The US securities regulator said on Wednesday that GE had failed to inform investors of the measures it had used to improve cash flow and profits from its electricity business, and had hidden rising costs in its insurance business .

“It really is very simple: you have to talk precisely about how you are achieving financial goals and what trends and uncertainties you are aware of in your business,” said Stephanie Avakian, director of law enforcement at the SEC.

The SEC investigation came after GE disclosed in 2017 and 2018 its electricity and insurance business that lowered its stock price by 75%.

GE, which has neither admitted nor denied the SEC’s allegations, said on Wednesday that the regulation would not require revisions to its financial statements.

“We have concluded that it is in the best interests of GE and its shareholders to resolve this issue on the basis announced today,” a spokesperson said. Larry Culp, current CEO of GE, was appointed in October 2018, and the alleged disclosure failures took place between 2015 and 2017, when Jeff Immelt was CEO.

In addition to the fine, the regulation requires GE to cooperate with all potential SEC-related actions and to report to the regulator on its internal accounting controls over the next year.

In 2016 and 2017, GE reported to investors the increase in profits from its electrical business, GE Power, without disclosing that a significant portion of the profits came from reduced estimated costs for multi-year repairs and maintenance agreements with customers. buyers of electric turbines, the SEC alleged.

During those years, too, GE had reported an increase in cash flow, but failed to tell investors this was due to the sale of receivables to another GE unit, GE Capital. “They took from the future to profit from the present,” Ms. Avakian said.

In GE’s insurance business, the company failed in 2015 and 2016 to disclose “the increase in claims costs and the potential for significant insurance losses,” the SEC said in its order.

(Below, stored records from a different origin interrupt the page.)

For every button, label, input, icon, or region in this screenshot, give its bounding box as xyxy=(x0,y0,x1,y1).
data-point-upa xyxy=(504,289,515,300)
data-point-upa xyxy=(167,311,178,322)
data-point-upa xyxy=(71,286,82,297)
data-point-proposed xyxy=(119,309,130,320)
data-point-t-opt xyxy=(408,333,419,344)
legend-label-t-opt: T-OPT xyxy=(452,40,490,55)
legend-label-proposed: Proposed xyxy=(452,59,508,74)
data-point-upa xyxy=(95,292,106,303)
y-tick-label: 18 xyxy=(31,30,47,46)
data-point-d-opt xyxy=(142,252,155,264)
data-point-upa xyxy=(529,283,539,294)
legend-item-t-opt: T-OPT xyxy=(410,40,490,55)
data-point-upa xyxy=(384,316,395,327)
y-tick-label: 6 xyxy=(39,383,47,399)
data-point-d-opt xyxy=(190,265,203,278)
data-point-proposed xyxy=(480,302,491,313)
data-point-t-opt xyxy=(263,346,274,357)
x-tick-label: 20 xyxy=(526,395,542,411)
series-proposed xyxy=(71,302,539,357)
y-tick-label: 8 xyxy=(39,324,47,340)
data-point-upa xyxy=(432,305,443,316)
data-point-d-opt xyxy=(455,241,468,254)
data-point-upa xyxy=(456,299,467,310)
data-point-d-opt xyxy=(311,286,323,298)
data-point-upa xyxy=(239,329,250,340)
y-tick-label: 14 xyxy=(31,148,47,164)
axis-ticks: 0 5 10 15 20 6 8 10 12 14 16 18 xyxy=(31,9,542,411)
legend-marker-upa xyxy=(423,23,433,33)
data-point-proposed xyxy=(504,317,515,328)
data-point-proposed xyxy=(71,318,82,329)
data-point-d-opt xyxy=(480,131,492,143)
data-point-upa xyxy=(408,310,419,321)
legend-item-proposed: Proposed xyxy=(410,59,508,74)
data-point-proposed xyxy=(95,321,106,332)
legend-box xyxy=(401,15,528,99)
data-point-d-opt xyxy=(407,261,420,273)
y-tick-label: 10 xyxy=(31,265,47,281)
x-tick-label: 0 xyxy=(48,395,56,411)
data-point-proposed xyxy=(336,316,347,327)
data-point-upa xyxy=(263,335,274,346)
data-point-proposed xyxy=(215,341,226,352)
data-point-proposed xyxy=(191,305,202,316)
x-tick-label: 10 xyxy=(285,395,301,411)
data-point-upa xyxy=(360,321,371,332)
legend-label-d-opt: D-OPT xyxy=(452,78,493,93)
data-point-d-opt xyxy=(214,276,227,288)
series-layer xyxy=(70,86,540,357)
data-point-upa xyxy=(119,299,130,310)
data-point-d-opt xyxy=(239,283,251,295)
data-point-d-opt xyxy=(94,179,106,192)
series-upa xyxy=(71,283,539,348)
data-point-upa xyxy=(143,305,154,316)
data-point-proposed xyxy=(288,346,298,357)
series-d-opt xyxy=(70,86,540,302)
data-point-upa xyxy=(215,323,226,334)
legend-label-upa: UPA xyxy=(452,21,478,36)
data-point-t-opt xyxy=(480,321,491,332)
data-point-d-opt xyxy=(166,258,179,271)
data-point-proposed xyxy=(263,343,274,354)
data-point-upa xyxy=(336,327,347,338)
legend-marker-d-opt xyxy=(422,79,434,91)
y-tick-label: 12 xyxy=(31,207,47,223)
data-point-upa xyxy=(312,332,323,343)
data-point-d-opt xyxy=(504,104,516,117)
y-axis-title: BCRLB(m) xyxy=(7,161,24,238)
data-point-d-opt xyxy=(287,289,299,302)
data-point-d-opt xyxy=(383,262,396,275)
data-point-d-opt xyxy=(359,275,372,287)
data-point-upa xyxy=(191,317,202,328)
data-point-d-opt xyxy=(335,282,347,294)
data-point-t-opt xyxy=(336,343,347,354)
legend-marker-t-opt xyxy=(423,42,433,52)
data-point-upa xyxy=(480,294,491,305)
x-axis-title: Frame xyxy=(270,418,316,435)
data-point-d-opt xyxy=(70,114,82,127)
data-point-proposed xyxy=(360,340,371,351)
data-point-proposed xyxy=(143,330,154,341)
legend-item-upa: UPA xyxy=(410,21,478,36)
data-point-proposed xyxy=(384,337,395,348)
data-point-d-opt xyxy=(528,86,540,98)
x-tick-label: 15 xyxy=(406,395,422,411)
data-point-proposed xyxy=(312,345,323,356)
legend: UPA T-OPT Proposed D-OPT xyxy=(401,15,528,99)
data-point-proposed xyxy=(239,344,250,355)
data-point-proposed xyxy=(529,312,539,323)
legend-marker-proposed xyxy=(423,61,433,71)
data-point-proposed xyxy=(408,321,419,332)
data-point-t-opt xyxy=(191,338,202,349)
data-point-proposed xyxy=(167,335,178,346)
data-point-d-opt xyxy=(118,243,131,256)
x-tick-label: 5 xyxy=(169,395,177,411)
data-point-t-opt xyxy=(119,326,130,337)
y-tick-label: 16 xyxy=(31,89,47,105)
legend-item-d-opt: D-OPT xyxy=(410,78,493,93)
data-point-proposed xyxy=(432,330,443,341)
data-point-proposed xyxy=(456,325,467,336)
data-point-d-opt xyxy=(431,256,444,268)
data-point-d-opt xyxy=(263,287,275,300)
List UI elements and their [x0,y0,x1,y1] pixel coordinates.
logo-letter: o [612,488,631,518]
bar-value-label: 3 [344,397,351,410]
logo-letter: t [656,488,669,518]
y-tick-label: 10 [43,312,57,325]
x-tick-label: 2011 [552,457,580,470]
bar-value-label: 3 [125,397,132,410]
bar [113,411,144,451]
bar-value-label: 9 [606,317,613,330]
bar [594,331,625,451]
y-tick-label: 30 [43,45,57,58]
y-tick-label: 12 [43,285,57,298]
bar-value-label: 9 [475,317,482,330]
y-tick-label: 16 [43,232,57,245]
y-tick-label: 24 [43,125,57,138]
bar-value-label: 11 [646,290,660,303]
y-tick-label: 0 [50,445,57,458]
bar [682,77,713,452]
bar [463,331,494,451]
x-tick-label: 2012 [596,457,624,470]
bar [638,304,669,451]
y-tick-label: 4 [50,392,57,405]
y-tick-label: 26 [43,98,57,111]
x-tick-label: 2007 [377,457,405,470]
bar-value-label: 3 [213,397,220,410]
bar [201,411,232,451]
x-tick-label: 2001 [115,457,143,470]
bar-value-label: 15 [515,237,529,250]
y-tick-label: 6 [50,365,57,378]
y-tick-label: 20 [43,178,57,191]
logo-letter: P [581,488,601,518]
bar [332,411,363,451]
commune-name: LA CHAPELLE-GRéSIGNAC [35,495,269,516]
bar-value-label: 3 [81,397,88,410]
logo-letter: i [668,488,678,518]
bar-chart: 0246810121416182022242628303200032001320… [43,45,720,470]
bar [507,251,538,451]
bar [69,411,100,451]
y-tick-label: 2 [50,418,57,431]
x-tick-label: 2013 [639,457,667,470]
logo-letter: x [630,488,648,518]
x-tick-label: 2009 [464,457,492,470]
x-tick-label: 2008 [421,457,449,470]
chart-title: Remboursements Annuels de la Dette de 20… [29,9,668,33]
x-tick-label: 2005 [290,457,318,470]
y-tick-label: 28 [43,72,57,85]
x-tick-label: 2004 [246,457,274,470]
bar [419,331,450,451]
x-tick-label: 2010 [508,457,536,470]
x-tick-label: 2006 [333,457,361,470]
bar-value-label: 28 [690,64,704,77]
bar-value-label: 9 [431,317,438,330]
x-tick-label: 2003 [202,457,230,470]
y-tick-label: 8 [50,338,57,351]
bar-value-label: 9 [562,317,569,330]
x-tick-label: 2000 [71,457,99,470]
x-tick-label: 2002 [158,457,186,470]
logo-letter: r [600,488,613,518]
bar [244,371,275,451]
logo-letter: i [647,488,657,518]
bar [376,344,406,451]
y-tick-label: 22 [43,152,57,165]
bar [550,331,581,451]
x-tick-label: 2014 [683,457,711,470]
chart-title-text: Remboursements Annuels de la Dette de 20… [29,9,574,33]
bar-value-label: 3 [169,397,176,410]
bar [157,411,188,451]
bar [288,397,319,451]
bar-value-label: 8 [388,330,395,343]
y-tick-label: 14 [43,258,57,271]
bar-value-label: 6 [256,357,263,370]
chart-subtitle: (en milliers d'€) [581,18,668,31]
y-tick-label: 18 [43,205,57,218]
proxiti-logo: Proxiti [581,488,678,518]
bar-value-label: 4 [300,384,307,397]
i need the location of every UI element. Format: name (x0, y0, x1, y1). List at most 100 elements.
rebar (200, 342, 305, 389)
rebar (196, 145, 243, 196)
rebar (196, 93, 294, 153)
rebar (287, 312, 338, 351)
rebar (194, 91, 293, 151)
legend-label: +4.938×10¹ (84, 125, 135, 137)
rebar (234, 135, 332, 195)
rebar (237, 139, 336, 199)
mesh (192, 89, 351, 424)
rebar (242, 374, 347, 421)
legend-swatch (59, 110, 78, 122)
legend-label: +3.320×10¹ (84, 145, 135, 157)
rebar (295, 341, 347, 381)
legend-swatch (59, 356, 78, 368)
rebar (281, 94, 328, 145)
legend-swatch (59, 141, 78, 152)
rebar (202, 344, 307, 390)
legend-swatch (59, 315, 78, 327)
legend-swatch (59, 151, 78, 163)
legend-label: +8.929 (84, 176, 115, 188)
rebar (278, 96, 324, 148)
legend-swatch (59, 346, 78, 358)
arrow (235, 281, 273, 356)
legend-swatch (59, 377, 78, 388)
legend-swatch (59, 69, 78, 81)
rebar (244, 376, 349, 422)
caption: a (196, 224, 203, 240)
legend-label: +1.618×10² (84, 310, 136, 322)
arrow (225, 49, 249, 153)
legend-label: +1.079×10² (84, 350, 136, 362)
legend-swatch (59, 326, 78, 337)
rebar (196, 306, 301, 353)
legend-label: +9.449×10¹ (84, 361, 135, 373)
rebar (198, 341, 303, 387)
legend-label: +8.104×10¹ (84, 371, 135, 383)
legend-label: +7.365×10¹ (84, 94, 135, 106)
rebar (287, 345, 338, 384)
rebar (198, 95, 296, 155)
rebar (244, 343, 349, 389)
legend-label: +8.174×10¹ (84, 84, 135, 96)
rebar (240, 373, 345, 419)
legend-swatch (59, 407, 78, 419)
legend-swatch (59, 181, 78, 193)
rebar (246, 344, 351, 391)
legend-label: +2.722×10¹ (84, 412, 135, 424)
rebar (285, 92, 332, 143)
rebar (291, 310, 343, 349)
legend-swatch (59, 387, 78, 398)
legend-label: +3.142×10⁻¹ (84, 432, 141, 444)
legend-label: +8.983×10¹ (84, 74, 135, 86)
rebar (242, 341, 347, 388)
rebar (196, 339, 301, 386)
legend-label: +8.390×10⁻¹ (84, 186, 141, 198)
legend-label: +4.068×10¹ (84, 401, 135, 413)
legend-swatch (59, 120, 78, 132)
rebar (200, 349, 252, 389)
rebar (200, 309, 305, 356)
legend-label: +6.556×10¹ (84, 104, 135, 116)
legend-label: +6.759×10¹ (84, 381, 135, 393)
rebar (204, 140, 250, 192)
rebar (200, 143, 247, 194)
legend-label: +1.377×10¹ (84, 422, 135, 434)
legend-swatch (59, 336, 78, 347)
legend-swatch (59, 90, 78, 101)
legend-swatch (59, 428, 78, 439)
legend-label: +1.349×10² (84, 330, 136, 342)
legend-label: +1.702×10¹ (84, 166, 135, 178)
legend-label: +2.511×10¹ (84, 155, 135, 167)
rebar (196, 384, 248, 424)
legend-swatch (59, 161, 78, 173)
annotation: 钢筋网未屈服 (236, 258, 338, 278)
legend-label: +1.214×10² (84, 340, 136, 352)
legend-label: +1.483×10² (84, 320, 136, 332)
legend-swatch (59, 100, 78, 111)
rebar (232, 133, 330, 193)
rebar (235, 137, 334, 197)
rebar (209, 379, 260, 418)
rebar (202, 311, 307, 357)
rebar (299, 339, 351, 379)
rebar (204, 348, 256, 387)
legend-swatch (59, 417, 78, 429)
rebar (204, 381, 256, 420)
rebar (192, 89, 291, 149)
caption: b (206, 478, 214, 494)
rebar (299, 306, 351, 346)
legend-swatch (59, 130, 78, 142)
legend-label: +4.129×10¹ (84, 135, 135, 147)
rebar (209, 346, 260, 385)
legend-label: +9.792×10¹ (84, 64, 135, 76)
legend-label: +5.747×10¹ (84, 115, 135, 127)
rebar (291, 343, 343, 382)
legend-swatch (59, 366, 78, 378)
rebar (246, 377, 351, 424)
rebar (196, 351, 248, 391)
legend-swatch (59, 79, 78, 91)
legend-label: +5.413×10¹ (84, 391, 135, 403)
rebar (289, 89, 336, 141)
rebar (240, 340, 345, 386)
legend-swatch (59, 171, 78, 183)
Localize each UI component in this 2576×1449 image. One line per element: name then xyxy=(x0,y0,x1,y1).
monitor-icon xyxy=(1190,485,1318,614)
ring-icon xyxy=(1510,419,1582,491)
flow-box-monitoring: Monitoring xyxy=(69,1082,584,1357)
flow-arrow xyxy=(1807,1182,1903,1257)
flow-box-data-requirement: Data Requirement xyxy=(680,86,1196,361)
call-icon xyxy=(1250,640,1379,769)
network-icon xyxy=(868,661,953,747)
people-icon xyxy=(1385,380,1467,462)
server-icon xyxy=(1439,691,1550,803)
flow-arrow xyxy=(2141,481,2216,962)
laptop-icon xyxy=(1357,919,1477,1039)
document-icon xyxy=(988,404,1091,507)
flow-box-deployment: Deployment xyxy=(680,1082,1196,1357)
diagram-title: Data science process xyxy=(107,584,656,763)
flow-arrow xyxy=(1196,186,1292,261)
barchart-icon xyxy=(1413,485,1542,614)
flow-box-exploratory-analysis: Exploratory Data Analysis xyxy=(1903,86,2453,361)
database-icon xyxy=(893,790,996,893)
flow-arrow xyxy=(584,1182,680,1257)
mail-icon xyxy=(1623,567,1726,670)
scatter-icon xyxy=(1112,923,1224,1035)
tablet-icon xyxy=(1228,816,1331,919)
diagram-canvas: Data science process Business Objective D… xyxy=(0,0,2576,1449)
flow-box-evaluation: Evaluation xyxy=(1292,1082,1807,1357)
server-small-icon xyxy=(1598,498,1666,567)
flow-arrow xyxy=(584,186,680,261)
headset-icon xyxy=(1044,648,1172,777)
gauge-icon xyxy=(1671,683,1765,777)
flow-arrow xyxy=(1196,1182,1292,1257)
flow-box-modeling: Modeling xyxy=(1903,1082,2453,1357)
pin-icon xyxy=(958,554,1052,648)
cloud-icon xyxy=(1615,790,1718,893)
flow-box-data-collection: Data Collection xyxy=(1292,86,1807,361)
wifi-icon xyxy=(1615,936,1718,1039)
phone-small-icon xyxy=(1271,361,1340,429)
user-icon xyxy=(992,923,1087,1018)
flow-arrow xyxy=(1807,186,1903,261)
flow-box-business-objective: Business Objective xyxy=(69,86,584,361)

This is not the first time the SEC has alleged material problems with GE’s financial statements. In 2009, the regulator fined GE $ 50 million for using “inappropriate accounting methods” to increase profits and revenues in order to “avoid reporting negative financial results.” GE also neither admitted nor denied the allegations in this case.

Shares of GE fell about 1 percent on the stock market after Wednesday’s announcement.